To me, this sounds very odd:. We have several instances of randomized clinical trials contradicting effects identified in a large number of observational studies. Three of the most famous ones are described here (possibly gated): Hormone replacement therapy was thought to reduce female coronary heart disease risk but may actually increase it, beta-carotene seemed to reduce cancer risk in observational studies but actually increased it, and vitamin C had no effect on heart disease risk while observational studies indicated it was protective. Closer to the subject matter at hand, a 2007 meta-review of observational studies in the Lancet indicated a strong causal effect of cannabis use on schizophrenia risk. Some researchers pointed out that since increasing shares of young people had been using cannabis, this implied that the number of UK schizophrenia cases should rise strongly , but this didn’t happen and the importance of the link is now again in doubt.
What all these cases have in common is that there seemed to be convincing evidence from observational studies that there was an effect, but it turned out that the effect was largely due to subtle forms of confounding. The examples certainly do not show that, e.g., beta-carotene has a “potential” negative effect that is “actually” positive in everyday life - though that is what the argument from the Dunedin researchers seems to state.
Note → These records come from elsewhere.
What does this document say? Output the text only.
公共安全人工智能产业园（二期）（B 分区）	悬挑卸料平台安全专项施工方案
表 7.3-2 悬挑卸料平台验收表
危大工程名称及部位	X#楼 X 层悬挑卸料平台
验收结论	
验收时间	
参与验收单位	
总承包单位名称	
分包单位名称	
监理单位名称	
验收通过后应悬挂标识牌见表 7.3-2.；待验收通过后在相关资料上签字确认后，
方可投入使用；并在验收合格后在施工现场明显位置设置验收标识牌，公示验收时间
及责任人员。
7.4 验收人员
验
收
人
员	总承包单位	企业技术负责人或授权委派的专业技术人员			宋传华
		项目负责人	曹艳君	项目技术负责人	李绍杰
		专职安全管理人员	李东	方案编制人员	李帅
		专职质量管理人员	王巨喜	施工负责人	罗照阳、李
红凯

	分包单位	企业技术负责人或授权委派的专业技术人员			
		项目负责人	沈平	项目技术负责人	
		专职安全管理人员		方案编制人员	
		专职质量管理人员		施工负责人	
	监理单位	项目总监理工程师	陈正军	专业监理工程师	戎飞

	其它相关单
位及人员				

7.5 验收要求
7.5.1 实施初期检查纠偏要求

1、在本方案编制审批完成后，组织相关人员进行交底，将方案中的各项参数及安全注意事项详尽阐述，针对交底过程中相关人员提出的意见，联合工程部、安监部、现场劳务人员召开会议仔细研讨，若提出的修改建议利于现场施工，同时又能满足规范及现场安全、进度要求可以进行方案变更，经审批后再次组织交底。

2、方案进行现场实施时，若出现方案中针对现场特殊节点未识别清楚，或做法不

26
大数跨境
Instead, these cases show that causal inference from observational data is difficult. This is the perspective from which my argument comes. I don’t claim that the correlation observed in the Dunedin data is actually fully accounted for by non-cognitive traits. I argue that they have yet to tell us how groups defined by cannabis use patterns differ on other dimensions, and that they have yet to show us how robust their effect estimates are to “controls for causal back channels unrelated to neurotoxicity, simultaneous inclusion of multiple potential confounders, and changes to their statistical model.”